Über Partner bei Amo Racing kann nur spekuliert werden. In Newmarket war der griechische Reeder Evangelos Marinakis an seiner Seite, der Mann ist laut der entsprechenden Forbes-Liste Milliardär, wehrte jedoch alle Anfragen bezüglich eines Engagements bei Amo Racing ab.
Als am frühen Donnerstagabend in Newmarket Bilanz gezogen wurde, summierten sich für Amo Racing 19 Jährlingskäufe für 19,57 Millionen gns. Hinzu kamen sieben Jährlinge, die Amo zusammen mit Al Shaqab Racing der Al Thanis für 2,565 Millionen gns. Was denn auch gleich zu einigen abstrusen Reaktionen führte. Das Buchmacherunternehmen William Hill gab einen Kurs von 14:1, dass Amo Racing im Jahre 2026 ein klassisches Rennen in Großbritannien gewinnt. Anzumerken ist zudem, dass auch Kias Sohn Maxi Joorabchian in der Käuferliste auftauchte, mit Trainer George Scott an seiner Seite ersteigerte einen Lucky Vega-Hengst für 180.000gns.

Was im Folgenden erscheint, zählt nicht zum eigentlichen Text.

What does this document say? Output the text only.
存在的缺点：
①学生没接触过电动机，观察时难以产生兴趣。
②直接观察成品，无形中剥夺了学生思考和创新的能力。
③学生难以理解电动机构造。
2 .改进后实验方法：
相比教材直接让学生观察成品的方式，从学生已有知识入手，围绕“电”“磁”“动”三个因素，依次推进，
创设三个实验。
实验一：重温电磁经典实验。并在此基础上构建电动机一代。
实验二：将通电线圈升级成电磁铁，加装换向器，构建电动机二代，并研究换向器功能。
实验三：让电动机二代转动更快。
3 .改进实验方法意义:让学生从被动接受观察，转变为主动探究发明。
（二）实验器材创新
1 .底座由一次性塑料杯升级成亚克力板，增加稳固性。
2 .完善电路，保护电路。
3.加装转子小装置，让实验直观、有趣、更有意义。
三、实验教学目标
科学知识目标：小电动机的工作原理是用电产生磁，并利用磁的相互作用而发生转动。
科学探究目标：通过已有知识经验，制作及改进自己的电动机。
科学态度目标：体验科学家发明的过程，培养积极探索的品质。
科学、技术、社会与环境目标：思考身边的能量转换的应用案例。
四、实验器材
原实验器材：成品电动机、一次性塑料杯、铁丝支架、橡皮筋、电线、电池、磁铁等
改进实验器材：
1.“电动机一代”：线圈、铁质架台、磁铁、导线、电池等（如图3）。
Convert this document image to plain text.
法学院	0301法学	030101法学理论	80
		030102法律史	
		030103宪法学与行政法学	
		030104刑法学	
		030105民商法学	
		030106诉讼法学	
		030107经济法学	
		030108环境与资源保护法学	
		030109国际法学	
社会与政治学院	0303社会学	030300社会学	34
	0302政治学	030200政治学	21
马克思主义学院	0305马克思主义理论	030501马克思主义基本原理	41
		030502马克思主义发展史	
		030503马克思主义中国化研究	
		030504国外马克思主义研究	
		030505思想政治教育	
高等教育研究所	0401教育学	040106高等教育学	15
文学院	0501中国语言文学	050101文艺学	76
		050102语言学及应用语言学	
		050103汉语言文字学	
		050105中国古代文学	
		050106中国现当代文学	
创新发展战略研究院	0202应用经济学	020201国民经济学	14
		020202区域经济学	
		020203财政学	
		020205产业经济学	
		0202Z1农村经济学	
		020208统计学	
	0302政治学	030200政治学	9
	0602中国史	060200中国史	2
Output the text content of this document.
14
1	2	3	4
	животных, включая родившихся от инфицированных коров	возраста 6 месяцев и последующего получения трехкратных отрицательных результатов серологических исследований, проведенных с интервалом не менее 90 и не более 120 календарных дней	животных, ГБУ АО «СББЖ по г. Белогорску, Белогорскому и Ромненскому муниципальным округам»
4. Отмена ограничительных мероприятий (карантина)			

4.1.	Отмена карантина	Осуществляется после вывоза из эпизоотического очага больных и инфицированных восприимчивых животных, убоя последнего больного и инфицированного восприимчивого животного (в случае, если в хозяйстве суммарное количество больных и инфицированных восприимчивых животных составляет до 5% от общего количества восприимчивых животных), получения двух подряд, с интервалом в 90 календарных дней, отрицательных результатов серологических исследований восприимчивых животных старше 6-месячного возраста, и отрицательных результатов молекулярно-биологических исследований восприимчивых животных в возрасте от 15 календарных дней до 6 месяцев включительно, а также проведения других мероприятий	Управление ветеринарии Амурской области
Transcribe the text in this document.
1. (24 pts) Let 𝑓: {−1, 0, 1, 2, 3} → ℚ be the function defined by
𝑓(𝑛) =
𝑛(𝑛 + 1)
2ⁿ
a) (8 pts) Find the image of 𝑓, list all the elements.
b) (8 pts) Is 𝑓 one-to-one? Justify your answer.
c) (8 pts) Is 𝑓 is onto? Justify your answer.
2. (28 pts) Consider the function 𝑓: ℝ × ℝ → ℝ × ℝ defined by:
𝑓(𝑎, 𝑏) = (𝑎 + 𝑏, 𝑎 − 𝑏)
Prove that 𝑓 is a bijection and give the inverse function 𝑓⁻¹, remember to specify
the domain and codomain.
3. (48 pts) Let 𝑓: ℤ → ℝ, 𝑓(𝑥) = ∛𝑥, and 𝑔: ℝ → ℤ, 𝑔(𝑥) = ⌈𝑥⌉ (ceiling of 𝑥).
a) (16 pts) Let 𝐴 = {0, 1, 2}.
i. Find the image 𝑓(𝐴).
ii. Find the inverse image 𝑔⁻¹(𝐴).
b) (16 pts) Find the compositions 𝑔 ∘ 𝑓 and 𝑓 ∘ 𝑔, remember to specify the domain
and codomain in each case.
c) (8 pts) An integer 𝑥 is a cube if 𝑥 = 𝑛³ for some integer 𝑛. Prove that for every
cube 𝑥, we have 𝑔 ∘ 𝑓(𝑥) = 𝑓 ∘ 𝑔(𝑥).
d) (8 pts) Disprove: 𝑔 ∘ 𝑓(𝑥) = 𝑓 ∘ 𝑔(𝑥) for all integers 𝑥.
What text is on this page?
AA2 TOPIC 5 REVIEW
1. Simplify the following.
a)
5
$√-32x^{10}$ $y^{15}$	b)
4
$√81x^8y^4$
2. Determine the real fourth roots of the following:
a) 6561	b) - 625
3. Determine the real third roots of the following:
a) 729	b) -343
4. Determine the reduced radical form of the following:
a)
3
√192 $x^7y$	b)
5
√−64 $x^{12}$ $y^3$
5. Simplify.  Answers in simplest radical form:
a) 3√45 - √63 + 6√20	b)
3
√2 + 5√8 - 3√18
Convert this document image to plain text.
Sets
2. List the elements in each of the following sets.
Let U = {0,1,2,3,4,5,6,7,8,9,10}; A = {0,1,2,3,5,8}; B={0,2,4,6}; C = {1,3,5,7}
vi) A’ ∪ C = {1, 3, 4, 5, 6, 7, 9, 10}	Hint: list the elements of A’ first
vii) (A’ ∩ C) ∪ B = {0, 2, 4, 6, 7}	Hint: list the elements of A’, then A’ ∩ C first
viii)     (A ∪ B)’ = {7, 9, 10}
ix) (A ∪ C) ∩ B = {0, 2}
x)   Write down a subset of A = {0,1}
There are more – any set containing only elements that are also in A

In der Verlosung ist somit auch die Alpinista-Schwester, denn auch sie wird zukünftig die Farben von Amo Racing an den Start bringen. Nur ein einziges Gebot tätigte Joorabchian am Dienstag, stets begleitet von dem Agenten Alex Elliott, bei 2,5 Millionen gns, und das genügte, um die Stute in seinen Besitz zu bringen. Nicht geklärt wurde, ob es einen Unterbieter gegeben hat, wenn überhaupt, möglicherweise war es der Reservepreis. Kirsten Rausing erklärte den Verkauf der Stute im Vorfeld damit, dass sie aus der Familie aktuell sehr viele Stuten, auch junge, in ihrer Herde habe. Einer wird sich über den Deal auch gefreut haben: Sir Mark Prescott, der Trainer von Alpinista, denn er wird zukünftig auch die jüngere Schwester trainieren. “Bis Dienstag kannte ich Kia Joorabchian gar nicht”, bekannte er, “aber ich bin natürlich begeistert, dass ich die Stute trainieren darf.”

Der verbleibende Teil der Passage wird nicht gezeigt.